В тот самый день случилось происшествие, едва не погубившее и домик Сухоруковых, и подземную галерею, и самих землекопов.
Загорелся по соседству пакгауз; несмотря на дождь, пламя взялось не шутя, повалил едкий дым, - горела пакля. Тревогу подняли ребятишки. Мамки и бабки, бросив домашние хлопоты, побежали, как были, к Сухоруковым, столпились у ворот.
- Эй, Семеновна-а-а! Пожар!
Пакгауз горел все дружнее, и уже летели искры да головешки над кровлей сухоруковского дома. Из толпы выпихнули мальчишек, те перемахнули забор, отчекрыжили деревянную задвижку на воротах, и бабы, подобрав юбки, затрусили к крыльцу. Но тут вдруг дверь с силою распахнулась, и на пороге появилась сама Марина Семеновна, простоволосая, белая, в руках - икона божьей матери.
- Стойте, бабоньки! - закричала она. - Стойте, милые! Никто, как бог! - и воздела икону. - Никто, как бог!
Бабы осадили, затоптались на месте, глядя на худенькую хозяюшку в ситцевом платьишке, на ее шевелящиеся под ветром русые пряди, на заголившиеся руки с иконой.

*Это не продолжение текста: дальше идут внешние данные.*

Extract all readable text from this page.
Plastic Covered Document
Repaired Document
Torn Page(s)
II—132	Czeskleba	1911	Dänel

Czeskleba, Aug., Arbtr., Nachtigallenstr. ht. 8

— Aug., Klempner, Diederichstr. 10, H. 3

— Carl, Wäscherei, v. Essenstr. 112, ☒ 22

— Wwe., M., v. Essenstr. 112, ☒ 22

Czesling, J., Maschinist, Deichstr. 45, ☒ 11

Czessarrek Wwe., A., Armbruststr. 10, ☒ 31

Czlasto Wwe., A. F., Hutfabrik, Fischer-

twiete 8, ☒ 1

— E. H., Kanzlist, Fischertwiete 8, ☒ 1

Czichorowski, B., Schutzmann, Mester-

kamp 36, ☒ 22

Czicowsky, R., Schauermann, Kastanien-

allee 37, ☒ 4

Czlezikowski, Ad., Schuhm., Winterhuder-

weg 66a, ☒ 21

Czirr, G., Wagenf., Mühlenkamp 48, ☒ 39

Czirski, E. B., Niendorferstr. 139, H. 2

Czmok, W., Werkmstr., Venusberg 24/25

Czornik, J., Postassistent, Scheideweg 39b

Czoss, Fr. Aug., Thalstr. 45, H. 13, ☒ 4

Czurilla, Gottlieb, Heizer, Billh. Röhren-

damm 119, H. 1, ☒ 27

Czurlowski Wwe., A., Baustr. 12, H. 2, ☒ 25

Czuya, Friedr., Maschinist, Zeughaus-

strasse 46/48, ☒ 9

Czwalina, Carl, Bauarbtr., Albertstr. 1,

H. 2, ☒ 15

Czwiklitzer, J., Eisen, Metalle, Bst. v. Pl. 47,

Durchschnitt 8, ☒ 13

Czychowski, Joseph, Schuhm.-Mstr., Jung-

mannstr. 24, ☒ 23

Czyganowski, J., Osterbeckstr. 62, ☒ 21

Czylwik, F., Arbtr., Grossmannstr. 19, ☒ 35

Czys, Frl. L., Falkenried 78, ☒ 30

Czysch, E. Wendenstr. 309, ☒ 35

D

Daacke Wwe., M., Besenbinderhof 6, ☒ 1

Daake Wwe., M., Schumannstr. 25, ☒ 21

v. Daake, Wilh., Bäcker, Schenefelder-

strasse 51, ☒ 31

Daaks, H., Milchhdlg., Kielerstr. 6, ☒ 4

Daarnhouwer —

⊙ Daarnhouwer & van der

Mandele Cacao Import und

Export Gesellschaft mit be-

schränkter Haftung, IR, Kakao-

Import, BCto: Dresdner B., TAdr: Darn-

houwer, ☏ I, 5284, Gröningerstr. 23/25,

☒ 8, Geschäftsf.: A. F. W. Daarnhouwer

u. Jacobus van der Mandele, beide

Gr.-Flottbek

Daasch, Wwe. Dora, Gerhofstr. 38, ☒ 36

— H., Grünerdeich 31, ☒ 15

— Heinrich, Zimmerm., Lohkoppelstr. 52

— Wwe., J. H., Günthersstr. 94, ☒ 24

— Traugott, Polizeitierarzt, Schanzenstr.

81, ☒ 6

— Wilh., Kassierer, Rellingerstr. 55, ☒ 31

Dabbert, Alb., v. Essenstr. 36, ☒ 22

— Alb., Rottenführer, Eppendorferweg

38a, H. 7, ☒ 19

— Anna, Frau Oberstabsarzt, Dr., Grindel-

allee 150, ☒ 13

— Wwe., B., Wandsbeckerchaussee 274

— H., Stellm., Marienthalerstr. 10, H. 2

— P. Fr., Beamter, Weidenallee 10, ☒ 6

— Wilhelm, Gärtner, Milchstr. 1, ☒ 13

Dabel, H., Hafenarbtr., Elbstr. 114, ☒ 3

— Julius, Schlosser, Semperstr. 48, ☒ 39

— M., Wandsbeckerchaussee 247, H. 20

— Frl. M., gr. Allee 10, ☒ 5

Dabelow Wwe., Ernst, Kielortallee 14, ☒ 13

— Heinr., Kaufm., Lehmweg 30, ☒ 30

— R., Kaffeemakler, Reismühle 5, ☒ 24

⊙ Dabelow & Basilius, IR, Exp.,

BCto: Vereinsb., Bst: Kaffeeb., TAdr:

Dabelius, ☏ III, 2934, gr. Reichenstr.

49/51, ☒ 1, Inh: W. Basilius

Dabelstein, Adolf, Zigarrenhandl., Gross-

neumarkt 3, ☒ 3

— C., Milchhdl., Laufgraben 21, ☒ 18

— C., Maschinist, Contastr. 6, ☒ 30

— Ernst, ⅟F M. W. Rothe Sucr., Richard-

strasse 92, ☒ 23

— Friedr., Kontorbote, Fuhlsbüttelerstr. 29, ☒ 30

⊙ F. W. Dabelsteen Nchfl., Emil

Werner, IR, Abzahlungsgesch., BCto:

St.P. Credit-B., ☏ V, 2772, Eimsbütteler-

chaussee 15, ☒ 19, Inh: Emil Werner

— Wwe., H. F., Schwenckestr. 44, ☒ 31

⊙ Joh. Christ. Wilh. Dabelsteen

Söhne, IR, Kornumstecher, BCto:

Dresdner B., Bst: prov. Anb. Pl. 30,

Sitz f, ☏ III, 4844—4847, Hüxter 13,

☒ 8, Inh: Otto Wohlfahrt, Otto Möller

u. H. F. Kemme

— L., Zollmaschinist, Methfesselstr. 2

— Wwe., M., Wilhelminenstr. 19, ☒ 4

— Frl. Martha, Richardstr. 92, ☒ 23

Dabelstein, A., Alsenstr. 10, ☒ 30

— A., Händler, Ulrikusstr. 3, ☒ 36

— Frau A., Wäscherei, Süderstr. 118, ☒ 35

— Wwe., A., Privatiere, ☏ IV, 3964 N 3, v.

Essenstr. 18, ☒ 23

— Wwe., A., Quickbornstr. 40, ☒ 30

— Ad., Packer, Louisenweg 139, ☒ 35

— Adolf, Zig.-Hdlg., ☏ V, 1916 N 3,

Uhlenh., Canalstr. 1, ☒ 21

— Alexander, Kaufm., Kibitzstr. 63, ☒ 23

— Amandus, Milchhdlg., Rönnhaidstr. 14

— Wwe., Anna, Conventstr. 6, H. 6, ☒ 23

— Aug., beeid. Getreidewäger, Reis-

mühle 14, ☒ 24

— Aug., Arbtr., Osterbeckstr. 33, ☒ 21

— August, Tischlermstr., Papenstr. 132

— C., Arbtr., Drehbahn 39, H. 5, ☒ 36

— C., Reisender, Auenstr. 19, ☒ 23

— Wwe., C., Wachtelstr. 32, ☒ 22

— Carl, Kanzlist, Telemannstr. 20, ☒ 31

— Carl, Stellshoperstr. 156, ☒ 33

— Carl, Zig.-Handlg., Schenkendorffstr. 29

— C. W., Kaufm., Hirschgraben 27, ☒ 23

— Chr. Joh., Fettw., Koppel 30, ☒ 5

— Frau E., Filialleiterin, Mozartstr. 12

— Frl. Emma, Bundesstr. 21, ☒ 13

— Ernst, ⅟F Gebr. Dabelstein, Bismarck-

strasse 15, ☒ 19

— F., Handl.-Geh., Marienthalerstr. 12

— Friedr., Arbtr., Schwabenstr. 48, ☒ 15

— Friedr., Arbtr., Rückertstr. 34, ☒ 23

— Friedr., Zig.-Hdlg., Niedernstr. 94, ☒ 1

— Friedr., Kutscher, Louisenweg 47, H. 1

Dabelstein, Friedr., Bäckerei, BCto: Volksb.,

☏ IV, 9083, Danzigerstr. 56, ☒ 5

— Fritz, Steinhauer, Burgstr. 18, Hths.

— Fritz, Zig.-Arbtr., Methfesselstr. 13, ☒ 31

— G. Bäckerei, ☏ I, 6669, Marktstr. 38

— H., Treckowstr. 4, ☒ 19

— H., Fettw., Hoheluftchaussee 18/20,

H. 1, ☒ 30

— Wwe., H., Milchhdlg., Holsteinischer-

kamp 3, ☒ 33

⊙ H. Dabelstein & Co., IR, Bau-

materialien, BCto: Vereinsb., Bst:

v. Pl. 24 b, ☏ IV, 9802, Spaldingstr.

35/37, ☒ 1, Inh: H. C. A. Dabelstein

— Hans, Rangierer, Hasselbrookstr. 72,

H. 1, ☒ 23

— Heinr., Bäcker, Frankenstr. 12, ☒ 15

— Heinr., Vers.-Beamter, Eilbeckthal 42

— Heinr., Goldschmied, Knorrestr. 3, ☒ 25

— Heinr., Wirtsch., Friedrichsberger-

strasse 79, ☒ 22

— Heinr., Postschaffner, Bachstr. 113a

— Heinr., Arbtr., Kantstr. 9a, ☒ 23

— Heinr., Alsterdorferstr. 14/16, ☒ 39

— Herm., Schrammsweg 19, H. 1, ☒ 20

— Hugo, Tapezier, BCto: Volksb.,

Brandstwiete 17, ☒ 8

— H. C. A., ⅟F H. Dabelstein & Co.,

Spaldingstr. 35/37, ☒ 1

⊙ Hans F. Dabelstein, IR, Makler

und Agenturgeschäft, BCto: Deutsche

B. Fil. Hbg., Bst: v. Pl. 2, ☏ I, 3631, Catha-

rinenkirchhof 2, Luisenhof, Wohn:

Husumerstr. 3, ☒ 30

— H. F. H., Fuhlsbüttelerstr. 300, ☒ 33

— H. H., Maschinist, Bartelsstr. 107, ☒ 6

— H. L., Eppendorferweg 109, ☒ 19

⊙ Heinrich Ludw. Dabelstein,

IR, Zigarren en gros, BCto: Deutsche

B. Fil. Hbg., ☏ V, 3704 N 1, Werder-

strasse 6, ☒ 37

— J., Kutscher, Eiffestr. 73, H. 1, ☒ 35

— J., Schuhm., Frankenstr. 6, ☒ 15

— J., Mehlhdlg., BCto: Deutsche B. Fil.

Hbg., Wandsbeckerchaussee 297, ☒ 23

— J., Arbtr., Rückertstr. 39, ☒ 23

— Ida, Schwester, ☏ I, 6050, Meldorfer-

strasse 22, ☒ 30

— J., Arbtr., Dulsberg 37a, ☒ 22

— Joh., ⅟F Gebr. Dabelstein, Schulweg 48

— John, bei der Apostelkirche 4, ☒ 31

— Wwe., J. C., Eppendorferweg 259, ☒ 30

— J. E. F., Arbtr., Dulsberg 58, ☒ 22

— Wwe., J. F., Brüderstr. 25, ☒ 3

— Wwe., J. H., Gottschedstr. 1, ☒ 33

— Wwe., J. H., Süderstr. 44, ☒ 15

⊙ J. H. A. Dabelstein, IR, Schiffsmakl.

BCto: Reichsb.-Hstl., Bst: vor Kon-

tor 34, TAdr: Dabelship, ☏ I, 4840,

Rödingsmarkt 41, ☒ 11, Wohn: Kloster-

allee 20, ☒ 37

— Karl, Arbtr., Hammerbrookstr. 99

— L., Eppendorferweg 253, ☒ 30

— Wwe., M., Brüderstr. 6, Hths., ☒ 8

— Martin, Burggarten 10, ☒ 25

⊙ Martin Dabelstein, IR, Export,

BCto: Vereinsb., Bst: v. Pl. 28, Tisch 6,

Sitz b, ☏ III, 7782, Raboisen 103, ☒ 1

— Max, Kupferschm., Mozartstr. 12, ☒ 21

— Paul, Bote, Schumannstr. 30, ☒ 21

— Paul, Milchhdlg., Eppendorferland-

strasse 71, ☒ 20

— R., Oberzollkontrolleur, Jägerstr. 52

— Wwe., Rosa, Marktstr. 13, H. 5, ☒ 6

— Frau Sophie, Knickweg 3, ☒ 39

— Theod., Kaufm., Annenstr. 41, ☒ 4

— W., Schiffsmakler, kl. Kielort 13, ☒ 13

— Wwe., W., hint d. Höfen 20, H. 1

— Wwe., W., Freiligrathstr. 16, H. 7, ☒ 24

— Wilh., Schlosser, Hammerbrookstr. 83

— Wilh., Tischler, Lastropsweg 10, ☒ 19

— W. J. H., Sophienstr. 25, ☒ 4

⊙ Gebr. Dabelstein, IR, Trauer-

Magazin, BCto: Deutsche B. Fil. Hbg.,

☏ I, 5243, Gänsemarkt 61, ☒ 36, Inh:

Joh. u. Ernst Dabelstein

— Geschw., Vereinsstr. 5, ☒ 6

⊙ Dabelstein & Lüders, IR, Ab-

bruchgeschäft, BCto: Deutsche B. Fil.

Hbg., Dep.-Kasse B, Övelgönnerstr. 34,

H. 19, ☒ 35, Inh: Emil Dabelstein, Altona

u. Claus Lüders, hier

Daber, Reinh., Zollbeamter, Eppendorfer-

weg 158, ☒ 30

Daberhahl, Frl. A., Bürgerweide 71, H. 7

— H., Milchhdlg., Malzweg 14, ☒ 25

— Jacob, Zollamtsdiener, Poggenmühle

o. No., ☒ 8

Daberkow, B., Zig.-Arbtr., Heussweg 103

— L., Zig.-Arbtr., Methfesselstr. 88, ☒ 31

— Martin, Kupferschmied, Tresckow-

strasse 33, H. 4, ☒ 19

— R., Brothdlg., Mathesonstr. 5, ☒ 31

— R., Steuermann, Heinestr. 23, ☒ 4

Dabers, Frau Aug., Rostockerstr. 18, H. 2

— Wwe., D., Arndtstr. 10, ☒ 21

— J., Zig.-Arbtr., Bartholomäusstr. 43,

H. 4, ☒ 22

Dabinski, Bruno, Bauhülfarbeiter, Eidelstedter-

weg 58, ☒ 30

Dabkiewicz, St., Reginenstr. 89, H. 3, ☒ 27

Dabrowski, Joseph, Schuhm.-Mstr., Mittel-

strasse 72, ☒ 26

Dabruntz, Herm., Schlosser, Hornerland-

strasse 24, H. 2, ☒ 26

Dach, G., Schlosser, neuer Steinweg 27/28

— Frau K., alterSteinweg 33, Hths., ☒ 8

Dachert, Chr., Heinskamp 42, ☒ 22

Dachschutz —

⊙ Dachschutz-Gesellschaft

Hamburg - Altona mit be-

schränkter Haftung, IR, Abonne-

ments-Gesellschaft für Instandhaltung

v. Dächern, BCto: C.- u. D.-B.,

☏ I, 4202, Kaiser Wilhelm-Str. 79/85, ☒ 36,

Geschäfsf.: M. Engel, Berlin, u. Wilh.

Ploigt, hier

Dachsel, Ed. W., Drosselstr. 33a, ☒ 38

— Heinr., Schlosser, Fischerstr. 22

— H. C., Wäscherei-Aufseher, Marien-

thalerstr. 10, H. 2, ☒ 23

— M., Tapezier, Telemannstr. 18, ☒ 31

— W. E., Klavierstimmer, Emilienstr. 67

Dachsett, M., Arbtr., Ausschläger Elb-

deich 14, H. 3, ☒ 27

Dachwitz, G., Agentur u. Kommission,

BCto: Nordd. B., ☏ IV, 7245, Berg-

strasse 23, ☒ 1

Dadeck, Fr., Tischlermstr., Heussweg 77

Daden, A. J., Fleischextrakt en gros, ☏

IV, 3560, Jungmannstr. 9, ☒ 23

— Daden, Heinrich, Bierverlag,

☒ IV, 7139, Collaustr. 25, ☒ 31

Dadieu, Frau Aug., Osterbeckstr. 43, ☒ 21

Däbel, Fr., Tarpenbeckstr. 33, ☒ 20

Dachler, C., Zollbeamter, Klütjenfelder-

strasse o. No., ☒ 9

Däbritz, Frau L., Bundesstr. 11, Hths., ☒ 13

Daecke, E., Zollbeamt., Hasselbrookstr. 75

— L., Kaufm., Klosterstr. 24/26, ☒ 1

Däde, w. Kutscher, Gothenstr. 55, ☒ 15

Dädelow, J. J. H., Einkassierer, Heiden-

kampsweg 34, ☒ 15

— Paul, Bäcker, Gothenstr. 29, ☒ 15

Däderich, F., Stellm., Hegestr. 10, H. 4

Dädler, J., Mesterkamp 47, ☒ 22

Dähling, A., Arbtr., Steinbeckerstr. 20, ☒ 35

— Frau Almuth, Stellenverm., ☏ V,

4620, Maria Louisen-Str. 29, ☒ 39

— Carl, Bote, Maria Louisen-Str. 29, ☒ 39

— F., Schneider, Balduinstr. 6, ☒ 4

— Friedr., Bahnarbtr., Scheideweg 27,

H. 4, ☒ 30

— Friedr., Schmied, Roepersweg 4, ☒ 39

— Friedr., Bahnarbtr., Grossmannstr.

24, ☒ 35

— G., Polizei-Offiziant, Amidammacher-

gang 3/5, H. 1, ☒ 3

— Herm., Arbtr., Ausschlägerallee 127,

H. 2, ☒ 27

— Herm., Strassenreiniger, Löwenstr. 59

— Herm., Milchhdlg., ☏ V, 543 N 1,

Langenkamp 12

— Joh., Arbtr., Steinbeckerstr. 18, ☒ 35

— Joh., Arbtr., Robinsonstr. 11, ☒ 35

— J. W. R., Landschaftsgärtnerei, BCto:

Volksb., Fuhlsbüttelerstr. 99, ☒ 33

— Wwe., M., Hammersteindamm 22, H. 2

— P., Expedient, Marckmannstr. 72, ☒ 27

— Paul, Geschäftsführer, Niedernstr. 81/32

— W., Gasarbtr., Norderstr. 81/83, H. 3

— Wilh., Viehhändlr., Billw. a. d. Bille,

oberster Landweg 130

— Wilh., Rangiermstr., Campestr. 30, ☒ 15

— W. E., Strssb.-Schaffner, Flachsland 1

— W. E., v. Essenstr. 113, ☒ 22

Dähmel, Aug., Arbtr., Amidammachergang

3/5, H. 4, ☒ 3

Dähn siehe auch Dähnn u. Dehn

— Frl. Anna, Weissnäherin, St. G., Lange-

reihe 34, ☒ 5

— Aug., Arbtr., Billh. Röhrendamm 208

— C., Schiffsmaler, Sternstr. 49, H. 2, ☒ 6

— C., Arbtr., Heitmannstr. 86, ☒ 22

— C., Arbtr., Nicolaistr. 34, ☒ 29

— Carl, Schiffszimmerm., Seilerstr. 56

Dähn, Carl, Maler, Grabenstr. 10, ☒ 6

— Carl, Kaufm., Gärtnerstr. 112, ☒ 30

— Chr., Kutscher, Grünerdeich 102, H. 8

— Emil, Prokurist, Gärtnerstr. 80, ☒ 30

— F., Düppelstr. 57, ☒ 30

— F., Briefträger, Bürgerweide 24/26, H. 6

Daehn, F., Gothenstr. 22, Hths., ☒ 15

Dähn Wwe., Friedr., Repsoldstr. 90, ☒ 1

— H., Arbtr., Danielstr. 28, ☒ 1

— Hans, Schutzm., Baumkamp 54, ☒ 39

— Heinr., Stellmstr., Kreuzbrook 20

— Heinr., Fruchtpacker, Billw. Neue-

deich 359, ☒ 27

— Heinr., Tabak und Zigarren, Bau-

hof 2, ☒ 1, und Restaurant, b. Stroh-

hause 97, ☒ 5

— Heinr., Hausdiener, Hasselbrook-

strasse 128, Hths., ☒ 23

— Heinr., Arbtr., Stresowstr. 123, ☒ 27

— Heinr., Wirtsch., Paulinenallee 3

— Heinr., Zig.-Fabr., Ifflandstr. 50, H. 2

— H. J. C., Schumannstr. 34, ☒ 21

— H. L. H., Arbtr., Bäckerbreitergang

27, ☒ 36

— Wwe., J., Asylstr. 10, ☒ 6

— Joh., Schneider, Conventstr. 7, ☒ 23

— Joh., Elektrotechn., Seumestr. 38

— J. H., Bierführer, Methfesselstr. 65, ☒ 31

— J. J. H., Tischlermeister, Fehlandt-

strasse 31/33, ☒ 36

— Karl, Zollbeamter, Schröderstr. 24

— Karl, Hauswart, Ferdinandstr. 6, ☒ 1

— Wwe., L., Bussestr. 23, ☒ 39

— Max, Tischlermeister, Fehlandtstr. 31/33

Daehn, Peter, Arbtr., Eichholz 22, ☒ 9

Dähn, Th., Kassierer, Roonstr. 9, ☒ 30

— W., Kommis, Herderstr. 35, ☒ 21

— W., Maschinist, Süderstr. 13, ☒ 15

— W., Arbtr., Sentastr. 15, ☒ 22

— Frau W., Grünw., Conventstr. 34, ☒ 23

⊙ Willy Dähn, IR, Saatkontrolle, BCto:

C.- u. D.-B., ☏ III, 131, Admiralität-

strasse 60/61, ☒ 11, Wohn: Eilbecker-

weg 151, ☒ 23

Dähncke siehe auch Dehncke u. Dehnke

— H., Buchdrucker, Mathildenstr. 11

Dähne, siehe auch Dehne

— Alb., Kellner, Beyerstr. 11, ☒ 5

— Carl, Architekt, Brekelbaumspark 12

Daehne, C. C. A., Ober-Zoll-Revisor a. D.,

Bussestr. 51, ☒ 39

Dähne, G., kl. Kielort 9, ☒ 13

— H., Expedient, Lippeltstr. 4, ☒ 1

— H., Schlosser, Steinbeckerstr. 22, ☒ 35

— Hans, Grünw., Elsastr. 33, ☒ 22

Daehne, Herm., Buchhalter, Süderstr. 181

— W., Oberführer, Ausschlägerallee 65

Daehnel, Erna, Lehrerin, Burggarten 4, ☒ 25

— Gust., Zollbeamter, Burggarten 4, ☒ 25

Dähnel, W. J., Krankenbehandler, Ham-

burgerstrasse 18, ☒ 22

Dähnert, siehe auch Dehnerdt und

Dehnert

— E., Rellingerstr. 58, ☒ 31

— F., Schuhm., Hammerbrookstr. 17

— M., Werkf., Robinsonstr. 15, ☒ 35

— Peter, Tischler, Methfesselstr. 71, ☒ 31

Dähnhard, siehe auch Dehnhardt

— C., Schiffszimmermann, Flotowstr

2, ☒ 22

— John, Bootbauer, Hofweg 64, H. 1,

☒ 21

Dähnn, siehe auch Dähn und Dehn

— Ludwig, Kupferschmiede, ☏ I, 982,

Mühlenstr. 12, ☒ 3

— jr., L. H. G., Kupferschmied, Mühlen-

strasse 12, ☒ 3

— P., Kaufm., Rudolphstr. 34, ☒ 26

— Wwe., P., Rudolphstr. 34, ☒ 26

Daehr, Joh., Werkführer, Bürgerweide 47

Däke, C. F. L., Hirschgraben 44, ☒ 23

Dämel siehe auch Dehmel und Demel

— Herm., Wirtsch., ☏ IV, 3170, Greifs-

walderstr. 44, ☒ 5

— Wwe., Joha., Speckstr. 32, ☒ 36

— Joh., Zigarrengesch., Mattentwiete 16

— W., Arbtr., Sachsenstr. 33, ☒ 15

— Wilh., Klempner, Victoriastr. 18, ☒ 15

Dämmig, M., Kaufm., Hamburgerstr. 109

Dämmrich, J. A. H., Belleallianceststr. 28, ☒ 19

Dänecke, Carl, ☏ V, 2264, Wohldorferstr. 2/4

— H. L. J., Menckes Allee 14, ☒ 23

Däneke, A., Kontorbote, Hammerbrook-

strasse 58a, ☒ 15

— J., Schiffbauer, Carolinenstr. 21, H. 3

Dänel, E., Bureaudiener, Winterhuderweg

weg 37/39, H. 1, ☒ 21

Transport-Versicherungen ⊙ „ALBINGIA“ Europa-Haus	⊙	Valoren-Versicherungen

- Да, да, голубонька, - всхлипнули бабы, - никто, как бог. Спаси и помилуй, на все его воля.
И божья воля свершилась: пакгауз исправно отпылал, домик Сухоруковых уцелел.
Марина Семеновна благодарила, крестилась, утирала глаза передником, кланялась соседкам поясным крестьянским поклоном.
А в доме ликовали. Ведь это ж надо найтись: «Никто, как бог!» Еще минута - и мамки да бабки ринулись бы спасать скарб, да и увидели бы всю честную компанию: каких-то чудных незнакомцев, перепачканных землею, худых, изможденных, с провалившимися щеками. Да и то сказать, хватило морозом по спинам: огонь близехонько, а в доме - пуды динамита!..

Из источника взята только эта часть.